[Lazarus] making multithreading more user friendly
Giuliano Colla
giuliano.colla at fastwebnet.it
Sat Apr 28 01:24:03 CEST 2012
Maybe I'm affected by bad luck, but almost all applications I happen to
develop must run under Linux and must deal with data coming at
unpredictable times from some external connection. It may be a network
connection, a serial device, a special device, but always coming in an
unpredictable way.
Possible scenarios are:
1) Freezing the GUI for an undetermined amount of time, waiting for data
2) Loosing the data arriving while the GUI is doing something else.
3) Both sometimes freezing the GUI and sometimes loosing the data.
4) Take advantage of multithreading, have separate threads which monitor
and process incoming data, and then neatly synchronize with GUI.

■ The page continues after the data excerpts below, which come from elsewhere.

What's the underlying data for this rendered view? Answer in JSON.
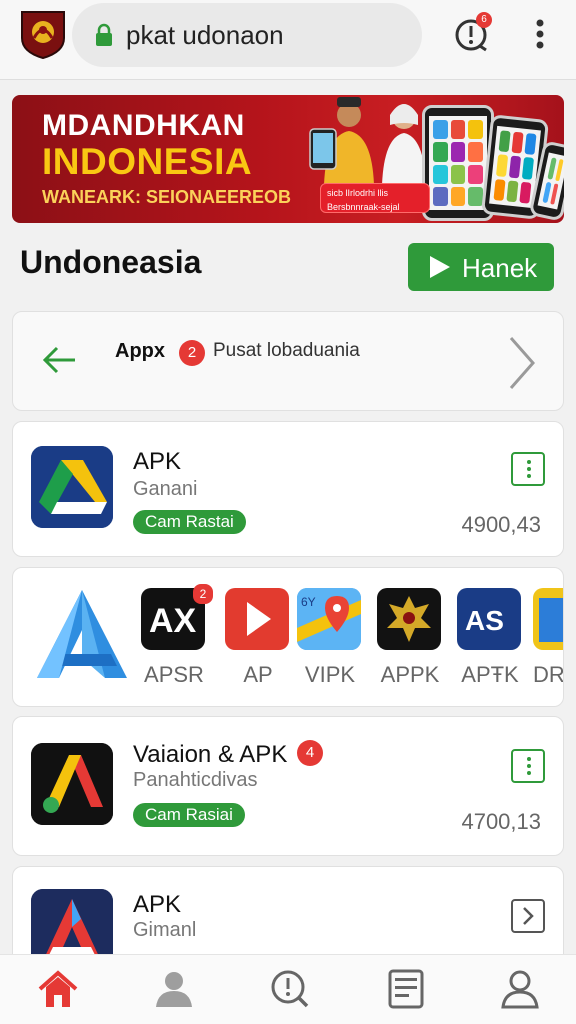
{
  "browser": {
    "url": "pkat udonaon",
    "notification_count": "6"
  },
  "banner": {
    "line1": "MDANDHKAN",
    "line2": "INDONESIA",
    "line3": "WANEARK: SEIONAEEREOB",
    "pill_line1": "sicb lIrlodrhi llis",
    "pill_line2": "Bersbnnraak-sejal"
  },
  "section": {
    "title": "Undoneasia",
    "action_label": "Hanek"
  },
  "nav_card": {
    "label": "Appx",
    "badge": "2",
    "text": "Pusat lobaduania"
  },
  "apps": [
    {
      "name": "APK",
      "subtitle": "Ganani",
      "tag": "Cam Rastai",
      "count": "4900,43"
    },
    {
      "name": "Vaiaion & APK",
      "badge": "4",
      "subtitle": "Panahticdivas",
      "tag": "Cam Rasiai",
      "count": "4700,13"
    },
    {
      "name": "APK",
      "subtitle": "Gimanl"
    }
  ],
  "carousel": {
    "items": [
      {
        "label": "APSR",
        "icon": "ax-icon",
        "badge": "2"
      },
      {
        "label": "AP",
        "icon": "play-store-icon"
      },
      {
        "label": "VIPK",
        "icon": "maps-icon"
      },
      {
        "label": "APPK",
        "icon": "garuda-icon"
      },
      {
        "label": "APŦK",
        "icon": "as-icon"
      },
      {
        "label": "DR",
        "icon": "dr-icon"
      }
    ]
  },
  "colors": {
    "accent_green": "#2f9a3a",
    "badge_red": "#e53935",
    "banner_red": "#b5141b",
    "banner_yellow": "#f9c813"
  }
}
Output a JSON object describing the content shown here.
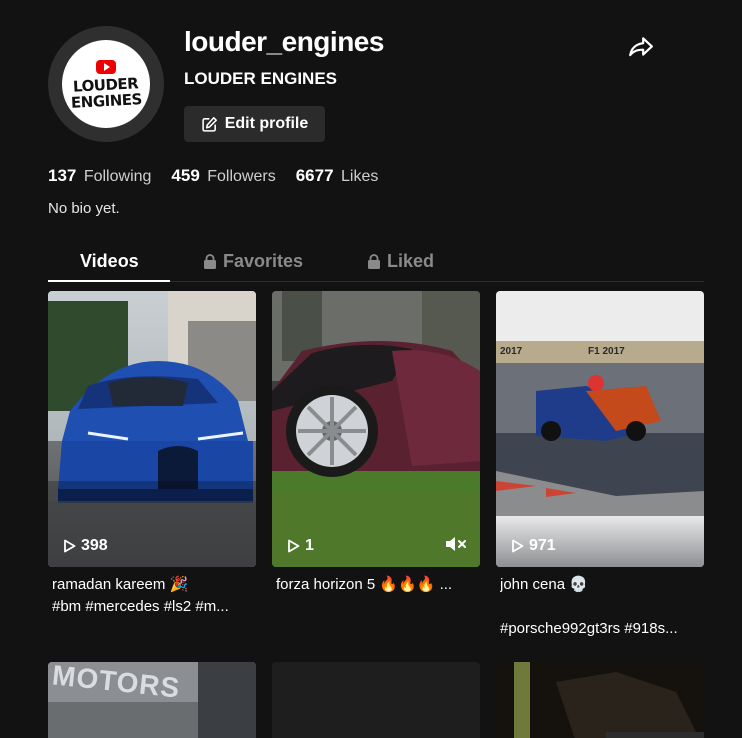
{
  "profile": {
    "username": "louder_engines",
    "nickname": "LOUDER ENGINES",
    "edit_label": "Edit profile",
    "avatar_text": [
      "LOUDER",
      "ENGINES"
    ]
  },
  "stats": {
    "following": {
      "count": "137",
      "label": "Following"
    },
    "followers": {
      "count": "459",
      "label": "Followers"
    },
    "likes": {
      "count": "6677",
      "label": "Likes"
    }
  },
  "bio": "No bio yet.",
  "tabs": [
    {
      "label": "Videos",
      "active": true,
      "locked": false
    },
    {
      "label": "Favorites",
      "active": false,
      "locked": true
    },
    {
      "label": "Liked",
      "active": false,
      "locked": true
    }
  ],
  "videos": [
    {
      "views": "398",
      "caption1": "ramadan kareem 🎉",
      "caption2": "#bm #mercedes #ls2 #m..."
    },
    {
      "views": "1",
      "caption1": "forza horizon 5 🔥🔥🔥 ...",
      "muted": true
    },
    {
      "views": "971",
      "caption1": "john cena 💀",
      "caption2": "#porsche992gt3rs #918s..."
    }
  ],
  "overlay_text": {
    "f1_left": "2017",
    "f1_right": "F1 2017",
    "motors": "MOTORS"
  },
  "icons": [
    "share-icon",
    "edit-icon",
    "lock-icon",
    "play-icon",
    "mute-icon"
  ]
}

For some obscure reasons, neither I nor my customers find the first
three options acceptable, so I usually I'm forced to select the fourth one.
I boldly start a new Application, begin to populate my window with
required gadgets, write the thread code, push F9, and my Application
crashes. Then I revise my code, looking for all obvious errors, and
after a painful search, I discover that I had either forgot to add
-dUseCThreads to program options, or , even worse, that I had simply
misspelled it.
From the posts I see from time to time in this list, it appears that
I'm not the only one to suffer this sort of problem.
Now I know that it's been debated if multithreading should be enabled by
default in Unix environment, and the conclusion has been that it should
not. I can't say that I found the arguments against multithreading very
convincing, but I don't want to reopen a closed discussion.
What I ask is: would it be so hard to provide the choice in the "New"
dialog? Something like Single Thread Application and Multi Thread
Application? The choice could be either hidden or flash an error for the
platforms where multithreading is not supported, would be a no-op for
Windows, but would make life easier to the rest of us.
I could provide a patch if pointed to the right area of code to deal
with. IDE things remain a big mystery to me.